Yaşam hakkını savunmak adına herkesi eyleme davet ediyorum

Hayvan sevgisi, bir yaşamı korumanın ve kurtarmanın omuzlarımıza yüklediği sorumluluk, yaşam hakkına saygı gibi mefhumlar belki de bazılarına çok yabancı...

Bu duyguyu herkesin anlaması elbette ki beklenemez. Bu bir gönül işidir, merhamet işidir... Bunun için bencillikten arınmış güçlü bir yürek ister. "Bu aslında insan olmanın bedeli"dir. Allah’ın yarattığı canlıya saygı duymak, bu evrende kapladığı yerin bedelini ödemektir. Bu dünyanın nimetlerinin yalnızca biz insanlara ait olmadığının farkında olmaktır. "Ama önce insan" diye söze başlayanlara, önyargı ile hayata yaklaşanlara karşı tüm canlıların yaşam hakkını savunmaktır.

Kapalı olsa da tüm vicdan kapıları yüzümüze, aslında bilmeliler ki herkesin bir yeri vardır can evimizde.

BARIŞ MANÇO’NUN RUHU SIZLAMAMIŞ MIDIR?

Hayvan sevmeyenler bizlere hep köpek-kedi’perest olarak bakmışlardır. Çünkü onların canı bizi öyle görmek ister. Halbuki bilmezler bizler aynı zamanda bir ayıyı, bir ceylanı, bir fok balığını, hatta bir eşeği korumak için ne mücadeleler veririz. Ülkemizde her gün onlarca "cana" karşı vahşet ve dehşet haberleri çıkar. İşte size daha geçtiğimiz aylarda masum bir eşeğin, Barış Manço’nun "arkadaşım eşek" dediği bir zavallıcığın yaşadığı gerçek olayı aktarıyorum.

Eskişehir’in Seyitgazi İlçesi-Üçsaray Köyü ülkemizin güzel köylerinden bir tanesi. O bölgede bulunan gönüllü arkadaşlarımız gelen haberle şoke oldular. Sahibi tarafından verilen emirlere uymaktan başka hiçbir kötülüğü yoktur bu hayvanların. Ne tüy dökerler, ne havlarlar, ne de apartman içinde asansöre pislerler. Buna rağmen bir eşek iki gözünden birden bıçaklanmayı ve öldüresiye dövülmeyi hak etmek için sizce ne yapmış olabilir?

Eşeği kaybolunca aramaya çıkan sahibi, köy halkından çoban Ali K.’nın, su içmeye giden eşeği alıp götürdüğünü öğrenir.

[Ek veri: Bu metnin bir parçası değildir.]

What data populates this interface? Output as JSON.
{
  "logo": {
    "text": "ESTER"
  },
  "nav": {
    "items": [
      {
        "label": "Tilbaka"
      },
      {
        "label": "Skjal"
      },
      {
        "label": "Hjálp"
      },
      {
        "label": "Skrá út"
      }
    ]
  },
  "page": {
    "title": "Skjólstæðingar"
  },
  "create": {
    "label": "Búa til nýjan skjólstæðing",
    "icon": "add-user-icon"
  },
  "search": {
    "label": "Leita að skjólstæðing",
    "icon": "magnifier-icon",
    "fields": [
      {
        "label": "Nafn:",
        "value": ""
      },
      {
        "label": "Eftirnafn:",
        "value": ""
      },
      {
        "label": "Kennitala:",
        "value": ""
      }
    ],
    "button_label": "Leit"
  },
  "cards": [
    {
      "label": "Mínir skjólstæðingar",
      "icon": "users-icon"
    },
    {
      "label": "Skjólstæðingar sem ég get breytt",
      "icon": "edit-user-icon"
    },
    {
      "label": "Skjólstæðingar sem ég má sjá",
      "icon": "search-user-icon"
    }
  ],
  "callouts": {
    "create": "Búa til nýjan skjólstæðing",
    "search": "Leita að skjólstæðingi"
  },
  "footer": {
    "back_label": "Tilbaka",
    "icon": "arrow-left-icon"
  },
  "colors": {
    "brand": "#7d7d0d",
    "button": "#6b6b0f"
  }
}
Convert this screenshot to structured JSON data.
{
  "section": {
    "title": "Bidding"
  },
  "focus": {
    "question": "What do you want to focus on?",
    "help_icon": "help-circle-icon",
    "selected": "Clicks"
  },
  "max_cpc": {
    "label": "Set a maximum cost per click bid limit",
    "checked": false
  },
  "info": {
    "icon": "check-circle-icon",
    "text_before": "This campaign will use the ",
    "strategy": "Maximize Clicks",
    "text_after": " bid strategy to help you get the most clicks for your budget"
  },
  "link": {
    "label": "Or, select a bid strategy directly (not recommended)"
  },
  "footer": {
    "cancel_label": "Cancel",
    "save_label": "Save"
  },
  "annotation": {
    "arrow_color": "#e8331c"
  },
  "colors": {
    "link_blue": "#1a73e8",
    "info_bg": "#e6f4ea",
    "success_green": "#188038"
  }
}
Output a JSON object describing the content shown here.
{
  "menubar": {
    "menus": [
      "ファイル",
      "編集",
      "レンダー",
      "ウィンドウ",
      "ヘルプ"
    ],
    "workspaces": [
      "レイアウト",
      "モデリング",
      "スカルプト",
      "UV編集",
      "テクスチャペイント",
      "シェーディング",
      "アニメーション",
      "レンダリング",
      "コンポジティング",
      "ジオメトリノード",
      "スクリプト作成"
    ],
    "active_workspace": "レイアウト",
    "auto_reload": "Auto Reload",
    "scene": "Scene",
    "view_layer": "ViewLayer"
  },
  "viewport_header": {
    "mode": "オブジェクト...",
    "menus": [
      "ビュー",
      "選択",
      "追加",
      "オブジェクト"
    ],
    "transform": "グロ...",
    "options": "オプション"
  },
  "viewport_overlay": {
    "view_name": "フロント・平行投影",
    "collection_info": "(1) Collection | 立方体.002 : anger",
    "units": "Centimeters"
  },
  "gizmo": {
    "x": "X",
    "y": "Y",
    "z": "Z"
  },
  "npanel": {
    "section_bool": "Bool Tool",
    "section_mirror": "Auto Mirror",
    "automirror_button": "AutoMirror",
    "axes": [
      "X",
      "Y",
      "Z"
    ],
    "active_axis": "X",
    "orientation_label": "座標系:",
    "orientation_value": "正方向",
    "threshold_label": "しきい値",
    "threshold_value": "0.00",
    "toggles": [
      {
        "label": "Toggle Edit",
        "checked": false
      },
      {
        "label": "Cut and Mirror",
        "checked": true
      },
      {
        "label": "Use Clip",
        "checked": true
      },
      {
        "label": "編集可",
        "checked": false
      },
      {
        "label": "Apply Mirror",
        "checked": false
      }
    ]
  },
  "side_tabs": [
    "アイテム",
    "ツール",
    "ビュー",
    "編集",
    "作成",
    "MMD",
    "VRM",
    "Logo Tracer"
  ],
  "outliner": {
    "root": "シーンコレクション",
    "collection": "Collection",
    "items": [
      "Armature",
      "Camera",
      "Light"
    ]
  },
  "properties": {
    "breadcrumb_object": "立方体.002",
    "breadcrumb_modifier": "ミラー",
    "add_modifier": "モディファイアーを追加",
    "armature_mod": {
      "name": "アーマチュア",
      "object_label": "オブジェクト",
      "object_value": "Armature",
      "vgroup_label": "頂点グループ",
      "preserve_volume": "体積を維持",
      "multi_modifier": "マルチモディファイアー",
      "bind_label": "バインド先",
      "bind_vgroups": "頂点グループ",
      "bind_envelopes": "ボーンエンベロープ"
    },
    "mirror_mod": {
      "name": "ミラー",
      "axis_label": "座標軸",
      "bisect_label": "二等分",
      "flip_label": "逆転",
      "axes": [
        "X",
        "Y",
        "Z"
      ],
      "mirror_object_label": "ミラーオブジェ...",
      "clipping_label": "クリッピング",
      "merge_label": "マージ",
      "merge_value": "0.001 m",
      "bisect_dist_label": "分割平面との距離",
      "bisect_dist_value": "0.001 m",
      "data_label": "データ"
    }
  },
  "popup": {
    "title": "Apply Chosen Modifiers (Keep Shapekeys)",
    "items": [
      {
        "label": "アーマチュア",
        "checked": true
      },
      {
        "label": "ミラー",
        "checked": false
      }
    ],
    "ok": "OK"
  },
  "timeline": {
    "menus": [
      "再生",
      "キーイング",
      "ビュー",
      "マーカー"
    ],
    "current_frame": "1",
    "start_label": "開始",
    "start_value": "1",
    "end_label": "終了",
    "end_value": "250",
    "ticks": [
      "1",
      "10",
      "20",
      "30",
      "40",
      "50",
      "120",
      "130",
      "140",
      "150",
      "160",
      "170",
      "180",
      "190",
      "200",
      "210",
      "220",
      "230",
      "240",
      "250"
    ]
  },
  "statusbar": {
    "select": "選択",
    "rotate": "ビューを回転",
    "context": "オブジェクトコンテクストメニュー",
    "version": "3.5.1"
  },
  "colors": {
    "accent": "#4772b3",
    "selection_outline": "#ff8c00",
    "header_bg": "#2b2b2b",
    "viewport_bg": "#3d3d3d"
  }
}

Çobanın ahırında onu bulur. Haberi alan Eskişehir’deki derneğin gönüllü veteriner hekimi, DHA muhabiri ile köye gider. Eşek her iki gözünden de, iki köylünün birbiriyle kavgası nedeniyle, yani hiç uğruna, 3 gün önce feci şekilde bıçaklanmıştır. Tedavisi için hiçbir işlem yapılmamıştır.

Arkadaşlarımız köye vardığında muhtar ve köy halkı da toplanır ve bu kabahati (suç değil) işleyenlerin ilk eylemi olmadığını öğrenirler. Neden buna göz yumdukları sorulduğunda susarlar, onların gözünde hayvanların hiçbir değeri yoktur; bakışlardan anlaşılır. Hayvanlara yapılanlar sadece mala zarar verme olarak görülür. Parası verilince, konu kapanır.

Arkadaşlarımız eşeği gördüklerinde öleceklerini sanırlar. İki gözü de yumurta büyüklüğünde şişmiş, kanlı iltihap akmaktadır. Kafasında da bir tuhaflık vardır. Ahırına girmeye çalışmakta, başaramayıp, korkudan titremektedir. Doğan Haber Ajansı’nın muhabirinin de çekim yaparken elleri titrer... EHKD’nin vefakar başkanı Ayten Tutkun o günü anlatırken hálá ağlamaktan konuşamıyor. Bütün gruplara mail attım. 25-30 dakika sonra Ankara HAYKOD’dan Gamze Neer Hanım, barınaklarında bir ata (Şanslı Bulut) baktıklarını, eşeğimizi de almak istediklerini yazmıştı. Bu cevap bir rüya gibiydi.

Daha sonra Türkiye Hayvanları Koruma Derneği Başkanı Birgül Rona, Bursa Karacabey’de eşeğimizin yerinin hazır olduğunu söyledi. Eşeği hemen köyden alıp Karacabey’e yolcu ettik.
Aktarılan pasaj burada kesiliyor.